Lázaro observó una acera de terrazas y me pidió que me esperara. Comentamos banalidades mientras él registraba los movimientos de los clientes. En su cabeza debió ocurrir algo extraordinario: cruzar varios siglos, aprender a interpretar las filias, fobias y vergüenzas de los hombres nuevos, descubrir cómo hacerse entender… “Los carruajes”, se iluminó, “¿qué le puede pasar de malo a uno de esos carros?”.

—¿A los coches?— dudé.

— Coches, coches, coches…— los ojos cerrados, rezando.

— No sé, un accidente, que se los rayen, que se los quite la grúa...  

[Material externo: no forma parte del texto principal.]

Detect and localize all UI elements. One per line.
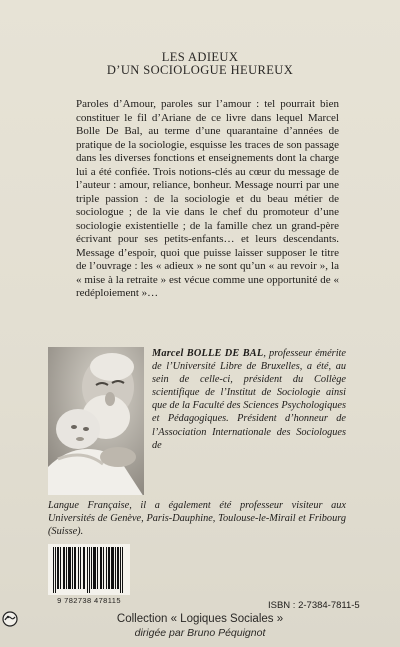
barcode xyxy=(48,544,130,595)
author-name: Marcel BOLLE DE BAL xyxy=(152,348,264,359)
author-bio xyxy=(152,347,346,452)
collection-name: Collection « Logiques Sociales » xyxy=(116,613,284,625)
summary-text xyxy=(76,98,339,301)
author-photo xyxy=(48,347,144,495)
book-title-line2: D’UN SOCIOLOGUE HEUREUX xyxy=(106,63,294,77)
author-bio-continued: Langue Française, il a également été professeur visiteur aux Universités de Genève, Paris-Dauphine, Toulouse-le-Mirail et Fribourg (Suisse). xyxy=(48,500,346,538)
barcode-number: 9 782738 478115 xyxy=(57,596,121,605)
barcode-icon xyxy=(48,544,130,595)
isbn: ISBN : 2-7384-7811-5 xyxy=(268,600,360,611)
book-title-line1: LES ADIEUX xyxy=(161,50,239,64)
author-photo-image xyxy=(48,347,144,495)
collection-director: dirigée par Bruno Péquignot xyxy=(134,627,266,639)
summary-paragraph: Paroles d’Amour, paroles sur l’amour : tel pourrait bien constituer le fil d’Ariane de ce livre dans lequel Marcel Bolle De Bal, au terme d’une quarantaine d’années de pratique de la sociologie, esquisse les traces de son passage dans les diverses fonctions et enseignements dont la charge lui a été confiée. Trois notions-clés au cœur du message de l’auteur : amour, reliance, bonheur. Message nourri par une triple passion : de la sociologie et du beau métier de sociologue ; de la vie dans le chef du promoteur d’une sociologie existentielle ; de la famille chez un grand-père écrivant pour ses petits-enfants… et leurs descendants. Message d’espoir, quoi que puisse laisser supposer le titre de l’ouvrage : les « adieux » ne sont qu’un « au revoir », la « mise à la retraite » est vécue comme une opportunité de « redéploiement »… xyxy=(76,98,339,299)
author-bio-text: , professeur émérite de l’Université Libre de Bruxelles, a été, au sein de celle-ci, président du Collège scientifique de l’Institut de Sociologie ainsi que de la Faculté des Sciences Psychologiques et Pédagogiques. Président d’honneur de l’Association Internationale des Sociologues de xyxy=(152,348,346,451)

“¡Eso!”, me agarró de la camisa. “¿Se los quitan y qué?”. Le expliqué que los llevaban a un depósito con otros vehículos confiscados, nuevos y viejos, feos y guapos. Allí, añadí, el efecto mágico del lujo desaparece. “Buenos vasos de caldo se han servido los del coche azul”, babeó. Ya entendí. Se lo dije: “Ya te pillo”. “Vaya, dígalo usted, Figa, que no parece un bufón”, me repasó la ropa, dudó, “o no tanto como yo... Marcho antes, me adelanto”, indicó.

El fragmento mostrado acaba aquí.